The National Immigration Law Center (NILC), in an Apr. 14, 2011 statement to the US House Committee on Ways and Means' Subcommittee on Social Security, written by Tyler Moran, NILC Policy Director, and posted on the NILC website, stated:
"E-Verify has made progress since it was first implemented, but the fact remains that the system simply is not ready for mandatory use: it would cause a minimum of $22 billion in lost tax revenue at a time when policymakers are trying to slash budgets; would cause anywhere from 1.2 million to 3 million workers to stand in line at SSA or lose their jobs at a time of 9 percent unemployment; and is unable to detect 54 percent of unauthorized workers who are run through the system.

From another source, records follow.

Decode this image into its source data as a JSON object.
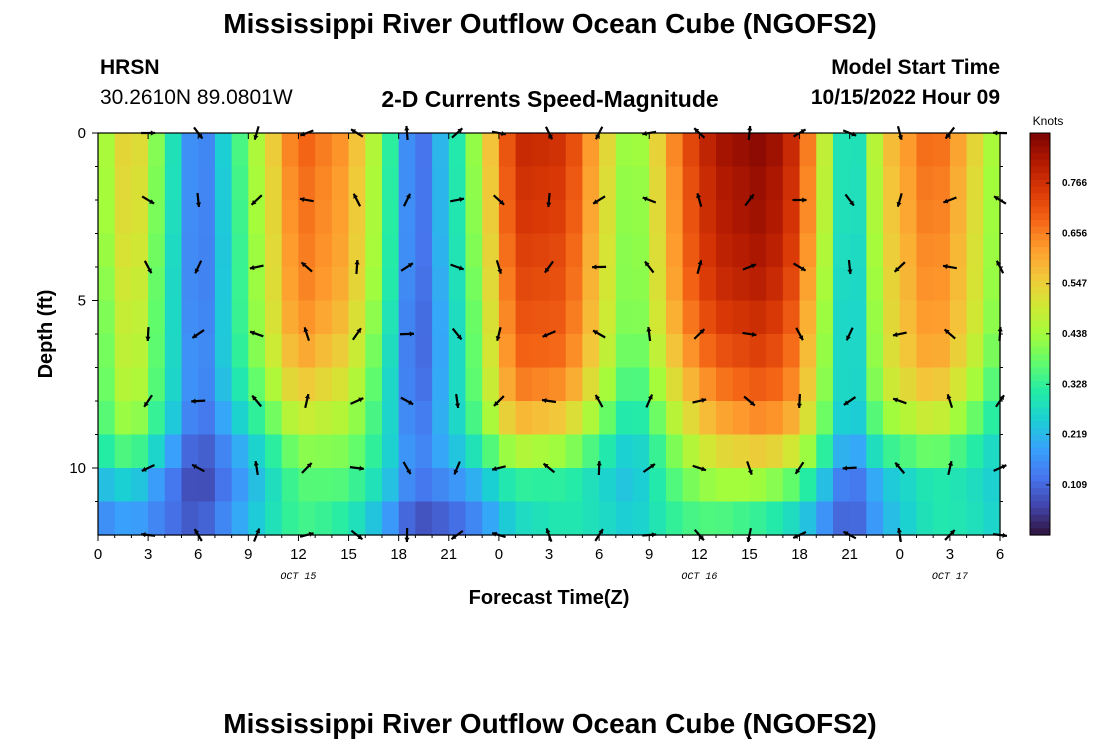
{
  "header": {
    "title": "Mississippi River Outflow Ocean Cube (NGOFS2)",
    "station": "HRSN",
    "coords": "30.2610N  89.0801W",
    "subtitle": "2-D Currents Speed-Magnitude",
    "model_start_label": "Model Start Time",
    "model_start_value": "10/15/2022 Hour 09"
  },
  "footer": {
    "title": "Mississippi River Outflow Ocean Cube (NGOFS2)"
  },
  "chart_data": {
    "type": "heatmap",
    "title": "2-D Currents Speed-Magnitude",
    "xlabel": "Forecast Time(Z)",
    "ylabel": "Depth (ft)",
    "colorbar_label": "Knots",
    "xlim": [
      0,
      54
    ],
    "ylim": [
      0,
      12
    ],
    "x_ticks": [
      0,
      3,
      6,
      9,
      12,
      15,
      18,
      21,
      24,
      27,
      30,
      33,
      36,
      39,
      42,
      45,
      48,
      51,
      54
    ],
    "x_tick_labels": [
      "0",
      "3",
      "6",
      "9",
      "12",
      "15",
      "18",
      "21",
      "0",
      "3",
      "6",
      "9",
      "12",
      "15",
      "18",
      "21",
      "0",
      "3",
      "6"
    ],
    "date_labels": [
      {
        "x": 12,
        "text": "OCT 15"
      },
      {
        "x": 36,
        "text": "OCT 16"
      },
      {
        "x": 51,
        "text": "OCT 17"
      }
    ],
    "y_ticks": [
      0,
      5,
      10
    ],
    "y_tick_labels": [
      "0",
      "5",
      "10"
    ],
    "colorbar_ticks": [
      0.109,
      0.219,
      0.328,
      0.438,
      0.547,
      0.656,
      0.766
    ],
    "colorbar_range": [
      0.0,
      0.875
    ],
    "colors": [
      "#30123b",
      "#4145ab",
      "#4675ed",
      "#39a2fc",
      "#1bcfd4",
      "#24eca6",
      "#61fc6c",
      "#a4fc3b",
      "#d1e834",
      "#f3c63a",
      "#fe9b2d",
      "#f36315",
      "#d93806",
      "#b11901",
      "#7a0403"
    ],
    "time_knots": [
      0,
      2,
      4,
      6,
      9,
      12,
      15,
      17,
      19,
      22,
      25,
      28,
      30,
      32,
      35,
      37,
      40,
      42,
      45,
      47,
      50,
      52,
      54
    ],
    "surface_speed": [
      0.4,
      0.58,
      0.35,
      0.1,
      0.4,
      0.7,
      0.62,
      0.4,
      0.08,
      0.35,
      0.78,
      0.76,
      0.58,
      0.38,
      0.7,
      0.82,
      0.86,
      0.75,
      0.2,
      0.55,
      0.7,
      0.58,
      0.4
    ],
    "depth_factor": [
      1.0,
      1.0,
      0.98,
      0.97,
      0.95,
      0.93,
      0.9,
      0.86,
      0.8,
      0.7,
      0.55,
      0.4,
      0.32
    ],
    "arrow_depths": [
      0,
      2,
      4,
      6,
      8,
      10,
      12
    ],
    "arrow_times": [
      3,
      6,
      9.5,
      12.5,
      15.5,
      18.5,
      21.5,
      24,
      27,
      30,
      33,
      36,
      39,
      42,
      45,
      48,
      51,
      54
    ]
  }
}
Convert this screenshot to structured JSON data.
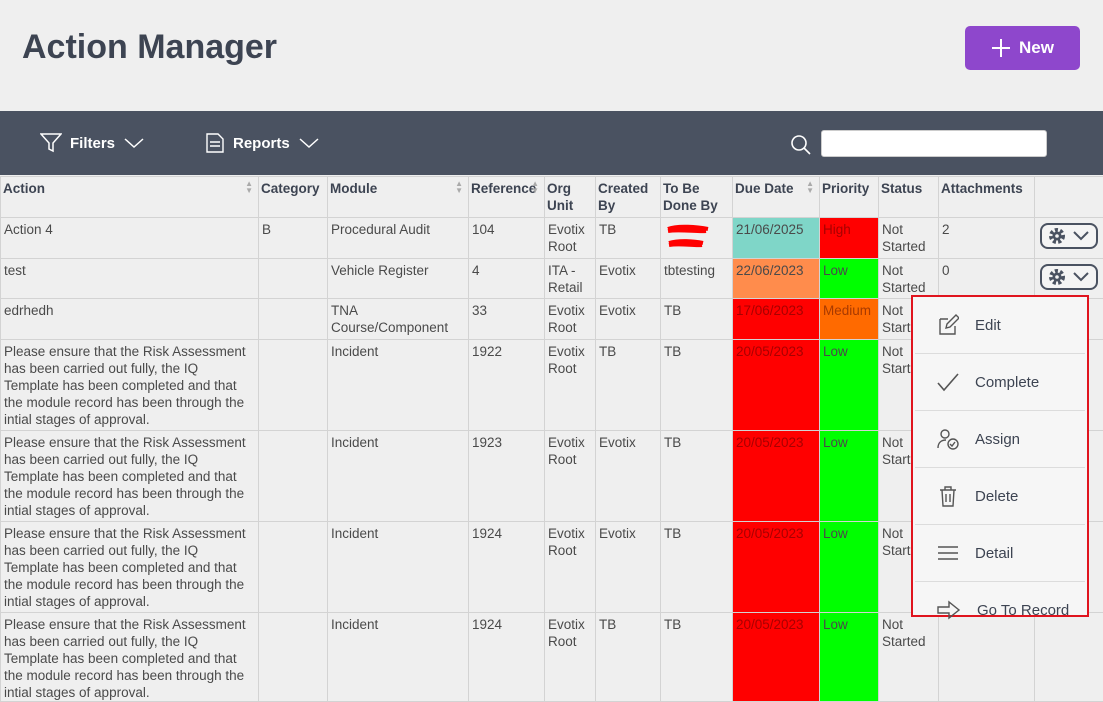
{
  "header": {
    "title": "Action Manager",
    "new_button": "New"
  },
  "toolbar": {
    "filters": "Filters",
    "reports": "Reports"
  },
  "table": {
    "columns": [
      "Action",
      "Category",
      "Module",
      "Reference",
      "Org Unit",
      "Created By",
      "To Be Done By",
      "Due Date",
      "Priority",
      "Status",
      "Attachments"
    ],
    "rows": [
      {
        "cells": [
          "Action 4",
          "B",
          "Procedural Audit",
          "104",
          "Evotix Root",
          "TB",
          null,
          "21/06/2025",
          "High",
          "Not Started",
          "2"
        ],
        "due_color": "#7fd6c8",
        "priority_color": "#ff0000",
        "redacted_column": 6
      },
      {
        "cells": [
          "test",
          null,
          "Vehicle Register",
          "4",
          "ITA - Retail",
          "Evotix",
          "tbtesting",
          "22/06/2023",
          "Low",
          "Not Started",
          "0"
        ],
        "due_color": "#ff8c4c",
        "priority_color": "#00ff00"
      },
      {
        "cells": [
          "edrhedh",
          null,
          "TNA Course/Component",
          "33",
          "Evotix Root",
          "Evotix",
          "TB",
          "17/06/2023",
          "Medium",
          "Not Started",
          null
        ],
        "due_color": "#ff0000",
        "priority_color": "#ff6a00"
      },
      {
        "cells": [
          "Please ensure that the Risk Assessment has been carried out fully, the IQ Template has been completed and that the module record has been through the intial stages of approval.",
          null,
          "Incident",
          "1922",
          "Evotix Root",
          "TB",
          "TB",
          "20/05/2023",
          "Low",
          "Not Started",
          null
        ],
        "due_color": "#ff0000",
        "priority_color": "#00ff00"
      },
      {
        "cells": [
          "Please ensure that the Risk Assessment has been carried out fully, the IQ Template has been completed and that the module record has been through the intial stages of approval.",
          null,
          "Incident",
          "1923",
          "Evotix Root",
          "Evotix",
          "TB",
          "20/05/2023",
          "Low",
          "Not Started",
          null
        ],
        "due_color": "#ff0000",
        "priority_color": "#00ff00"
      },
      {
        "cells": [
          "Please ensure that the Risk Assessment has been carried out fully, the IQ Template has been completed and that the module record has been through the intial stages of approval.",
          null,
          "Incident",
          "1924",
          "Evotix Root",
          "Evotix",
          "TB",
          "20/05/2023",
          "Low",
          "Not Started",
          null
        ],
        "due_color": "#ff0000",
        "priority_color": "#00ff00"
      },
      {
        "cells": [
          "Please ensure that the Risk Assessment has been carried out fully, the IQ Template has been completed and that the module record has been through the intial stages of approval.",
          null,
          "Incident",
          "1924",
          "Evotix Root",
          "TB",
          "TB",
          "20/05/2023",
          "Low",
          "Not Started",
          null
        ],
        "due_color": "#ff0000",
        "priority_color": "#00ff00"
      }
    ]
  },
  "menu": {
    "items": [
      "Edit",
      "Complete",
      "Assign",
      "Delete",
      "Detail",
      "Go To Record"
    ]
  }
}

...Eight million undocumented workers are not going to leave the country because of E-Verify; they and their employers will simply move into the underground economy, resulting in a significant loss of federal, state, and local tax revenues, including a drastic reduction in contributions to the Social Security trust fund."
The American Farm Bureau Federation (AFBF), in a July 2011 policy document posted on its official website, stated:
"Requiring agricultural employers to use E-Verify could have a significant, negative impact on U.S. farm production, threatening the livelihoods of many farmers and ranchers in labor intensive agriculture...

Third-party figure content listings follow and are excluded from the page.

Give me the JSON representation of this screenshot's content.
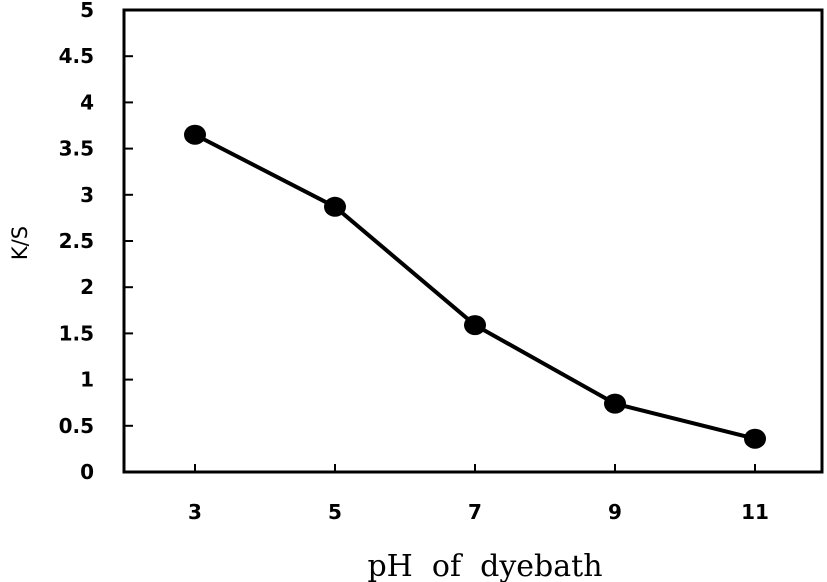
{
  "chart_data": {
    "type": "line",
    "title": "",
    "xlabel": "pH  of  dyebath",
    "ylabel": "K/S",
    "categories": [
      "3",
      "5",
      "7",
      "9",
      "11"
    ],
    "x": [
      3,
      5,
      7,
      9,
      11
    ],
    "series": [
      {
        "name": "K/S",
        "values": [
          3.65,
          2.87,
          1.59,
          0.74,
          0.36
        ],
        "color": "#000000",
        "marker": "circle"
      }
    ],
    "ylim": [
      0,
      5
    ],
    "yticks": [
      "0",
      "0.5",
      "1",
      "1.5",
      "2",
      "2.5",
      "3",
      "3.5",
      "4",
      "4.5",
      "5"
    ],
    "grid": false,
    "legend": null
  }
}
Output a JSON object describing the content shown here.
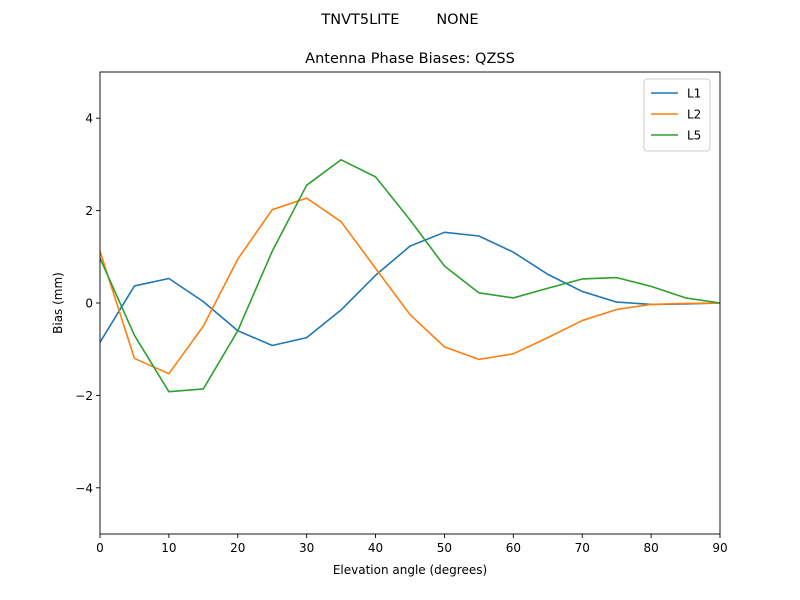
{
  "suptitle": "TNVT5LITE        NONE",
  "chart_data": {
    "type": "line",
    "title": "Antenna Phase Biases: QZSS",
    "xlabel": "Elevation angle (degrees)",
    "ylabel": "Bias (mm)",
    "xlim": [
      0,
      90
    ],
    "ylim": [
      -5,
      5
    ],
    "xticks": [
      0,
      10,
      20,
      30,
      40,
      50,
      60,
      70,
      80,
      90
    ],
    "yticks": [
      -4,
      -2,
      0,
      2,
      4
    ],
    "ytick_labels": [
      "−4",
      "−2",
      "0",
      "2",
      "4"
    ],
    "grid": false,
    "legend_position": "top-right",
    "x": [
      0,
      5,
      10,
      15,
      20,
      25,
      30,
      35,
      40,
      45,
      50,
      55,
      60,
      65,
      70,
      75,
      80,
      85,
      90
    ],
    "series": [
      {
        "name": "L1",
        "color": "#1f77b4",
        "values": [
          -0.85,
          0.37,
          0.53,
          0.03,
          -0.6,
          -0.92,
          -0.75,
          -0.15,
          0.6,
          1.23,
          1.53,
          1.45,
          1.1,
          0.62,
          0.25,
          0.02,
          -0.03,
          -0.02,
          0.0
        ]
      },
      {
        "name": "L2",
        "color": "#ff7f0e",
        "values": [
          1.12,
          -1.2,
          -1.53,
          -0.5,
          0.95,
          2.02,
          2.27,
          1.76,
          0.75,
          -0.25,
          -0.95,
          -1.22,
          -1.1,
          -0.75,
          -0.38,
          -0.14,
          -0.03,
          -0.01,
          0.0
        ]
      },
      {
        "name": "L5",
        "color": "#2ca02c",
        "values": [
          0.97,
          -0.7,
          -1.92,
          -1.86,
          -0.6,
          1.12,
          2.55,
          3.1,
          2.73,
          1.8,
          0.8,
          0.22,
          0.11,
          0.32,
          0.52,
          0.55,
          0.36,
          0.11,
          0.0
        ]
      }
    ]
  }
}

...If the mandatory E-Verify program goes forward by itself, without providing producers a source of legal workers, it will present a potentially insurmountable challenge for many agricultural employers. Farm Bureau economists estimate that as much as $5 billion to $9 billion in annual agricultural production is at risk if we cannot address our labor needs in any immigration reform bill..."
PICO (People Improving Communities through Organizing) National Network, a network of faith-based community organizations, stated in its June 13, 2011 press release titled "Mandatory E-Verify Hurts Families and the Economy":
"PICO Faith leaders oppose the harmful mandatory E-verify bill that Congressman Lamar Smith introduced in the House of Representatives today...
'...It puts unnecessary burdens on employers, strains family resources and reinforces a culture based on fear and ignorance. As people of faith, we oppose the E-Verify bill if it is not a part of a broader immigration reform package that respects human dignity and family unity.' said Fr. Marc Fallon, a faith leader with the PICO National Network.
Based on studies funded by the Department of Homeland Security, it is estimated that more than 617,000 American workers would wrongly lose their jobs if E-verify becomes mandatory. This would be like every resident of Washington DC being fired over a misunderstanding."
The Center for American Progress (CAP) stated in its June 27, 2011 issue brief titled "Seen and (Mostly) Unseen: The True Costs of E-Verify," written by Philip E. Wolgin, CAP Immigration Policy Analyst, and posted on the CAP website:
"E-Verify is already in use by an estimated 4 percent of American employers, but expanding it for use by all U.S. businesses, from the mom-and-pop grocery store, to the biggest employers in the nation, presents onerous and expensive challenges...
Employers would shoulder much of the burden of implementing E-Verify if it was made mandatory for all businesses in the United States. A recent Bloomberg Government study(165 KB) found that E-Verify would have cost small businesses $2.6 billion had it been mandatory in 2010. These companies represent 99.7 percent of all employers, and have created 64 percent of net new jobs over the past decade and a half, according to the U.S. Small Business Administration. With an unemployment rate at 9.1 percent in May 2011, and the economic recovery of small businesses still precarious, does it really make sense to burden our nation's jobs creators with an additional $2.6 billion per year?"